Disc, schmisc: patients with back pain and sciatica recovered about equally well with or without disc herniations visible on MRI. Most (84%) recovered well within a year … and there were actually 2% more good outcomes in the patients with disc herniations! Or as physical therapist and sciatica expert Tom Jesson put it, “Of all the people who still had a disc herniation a year after treatment, 85% felt better.”

This seems like a surprising result, but it’s what the research has been pointing to for years. The nearly identical stats could be a fluke, of course, but they’d have to be off by a lot to change the reassuring take-home message. Even a 20-point difference, ten times larger than this, would still show that a “slipped disc” confirmed by MRI isn’t nearly as worrisome as most people assume.

Two other notable findings, further emphasizing how uninformative MRI can be: “distinguishing between protrusions and extrusions did not have diagnostic value” and “we did not find a positive correlation between the presence of scar tissue and symptoms.”

~ Paul Ingraham

original abstract Abstracts here may not perfectly match originals, for a variety of technical and practical reasons. Some abstacts are truncated for my purposes here, if they are particularly long-winded and unhelpful. I occasionally add clarifying notes. And I make some minor corrections.

BACKGROUND: Magnetic resonance imaging (MRI) is frequently performed during follow-up in patients with known lumbar-disk herniation and persistent symptoms of sciatica. The association between findings on MRI and clinical outcome is controversial.

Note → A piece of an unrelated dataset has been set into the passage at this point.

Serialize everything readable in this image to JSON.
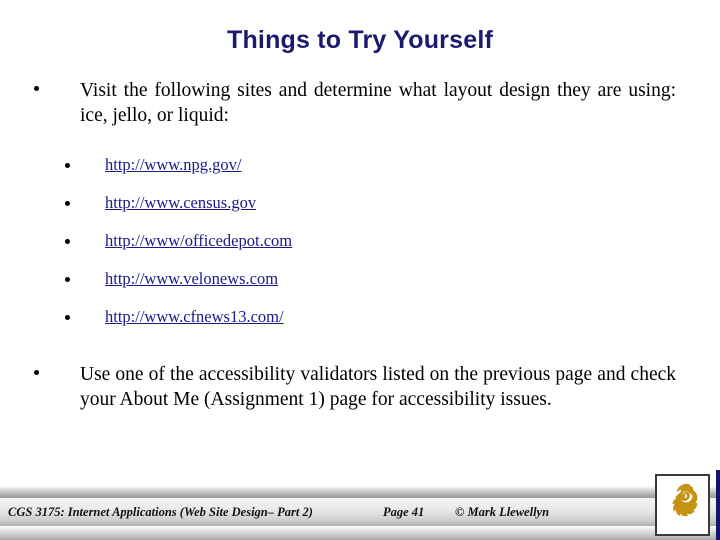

METHODS: We studied 283 patients in a randomized trial comparing surgery and prolonged conservative care for sciatica and lumbar-disk herniation. Patients underwent MRI at baseline and after 1 year. We used a 4-point scale to assess disk herniation on MRI, ranging from 1 for "definitely present" to 4 for "definitely absent." A favorable clinical outcome was defined as complete or nearly complete disappearance of symptoms at 1 year. We compared proportions of patients with a favorable outcome among those with a definite absence of disk herniation and those with a definite, probable, or possible presence of disk herniation at 1 year. The area under the receiver-operating-characteristic (ROC) curve was used to assess the prognostic accuracy of the 4-point scores regarding a favorable or unfavorable outcome, with 1 indicating perfect discriminatory value and 0.5 or less indicating no discriminatory value.

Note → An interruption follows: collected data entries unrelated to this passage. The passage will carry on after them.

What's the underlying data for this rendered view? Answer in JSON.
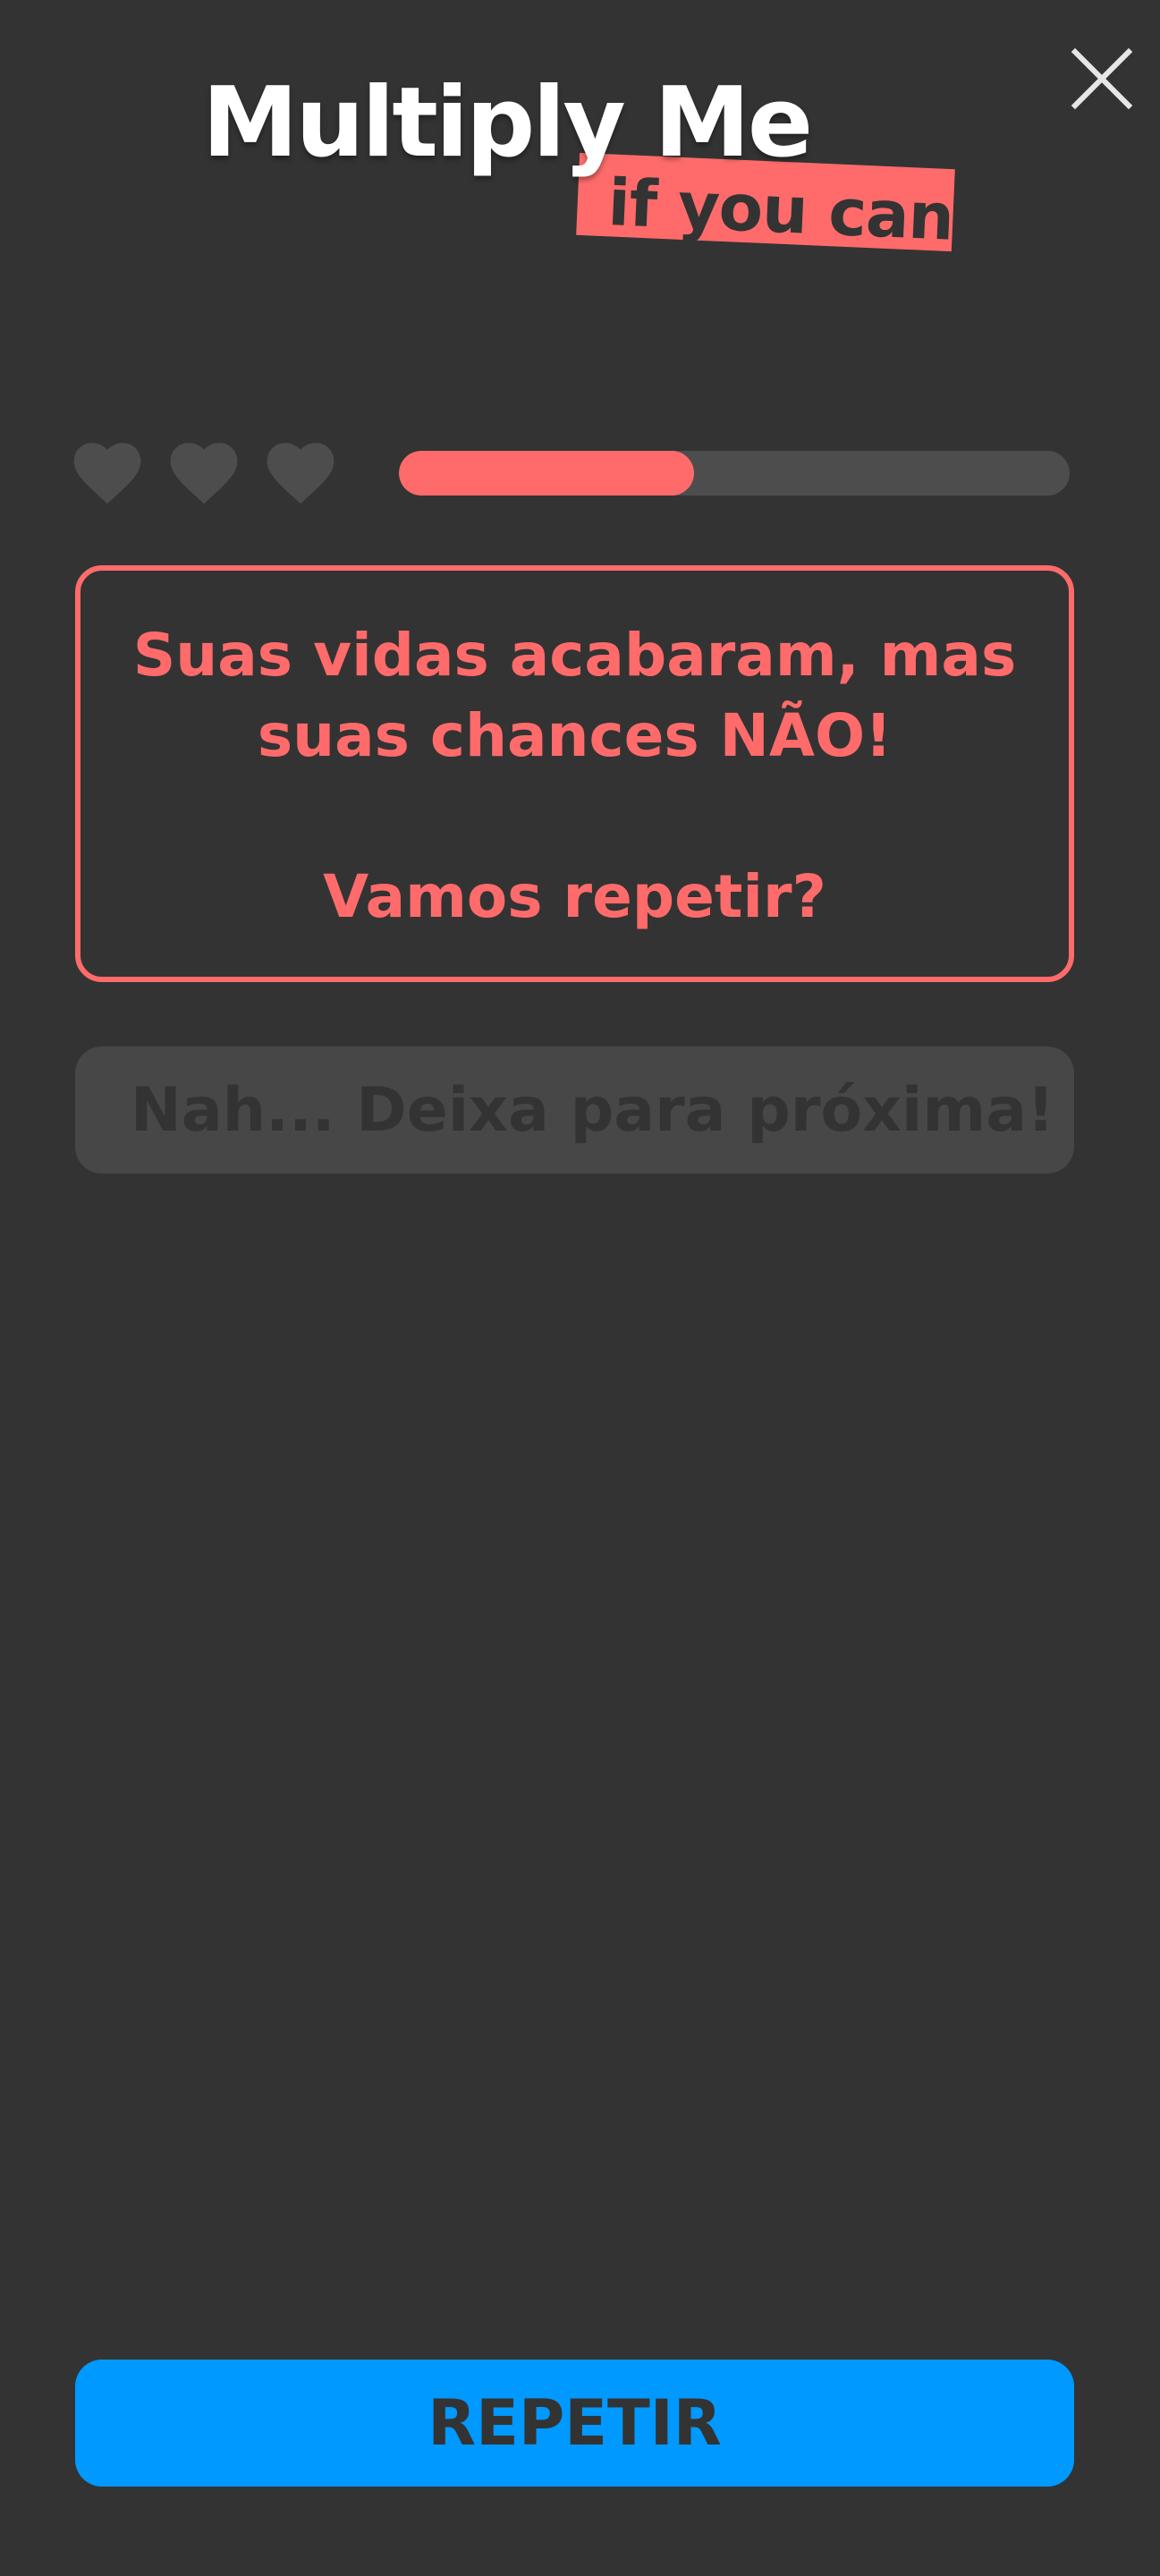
{
  "app": {
    "title": "Multiply Me",
    "tagline": "if you can"
  },
  "header": {
    "close_icon": "close-icon"
  },
  "status": {
    "lives_total": 3,
    "lives_icon": "heart-icon",
    "progress": 0.44
  },
  "message": {
    "line1": "Suas vidas acabaram, mas",
    "line2": "suas chances NÃO!",
    "line3": "Vamos repetir?"
  },
  "actions": {
    "skip_label": "Nah... Deixa para próxima!",
    "repeat_label": "REPETIR"
  },
  "colors": {
    "background": "#333333",
    "accent": "#ff6b6b",
    "primary_button": "#0099ff",
    "muted": "#4d4d4d"
  }
}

RESULTS: At 1 year, 84% of the patients reported having a favorable outcome. Disk herniation was visible in 35% with a favorable outcome and in 33% with an unfavorable outcome (P=0.70). A favorable outcome was reported in 85% of patients with disk herniation and 83% without disk herniation (P=0.70). MRI assessment of disk herniation did not distinguish between patients with a favorable outcome and those with an unfavorable outcome (area under ROC curve, 0.48).

CONCLUSIONS: MRI performed at 1-year follow-up in patients who had been treated for sciatica and lumbar-disk herniation did not distinguish between those with a favorable outcome and those with an unfavorable outcome.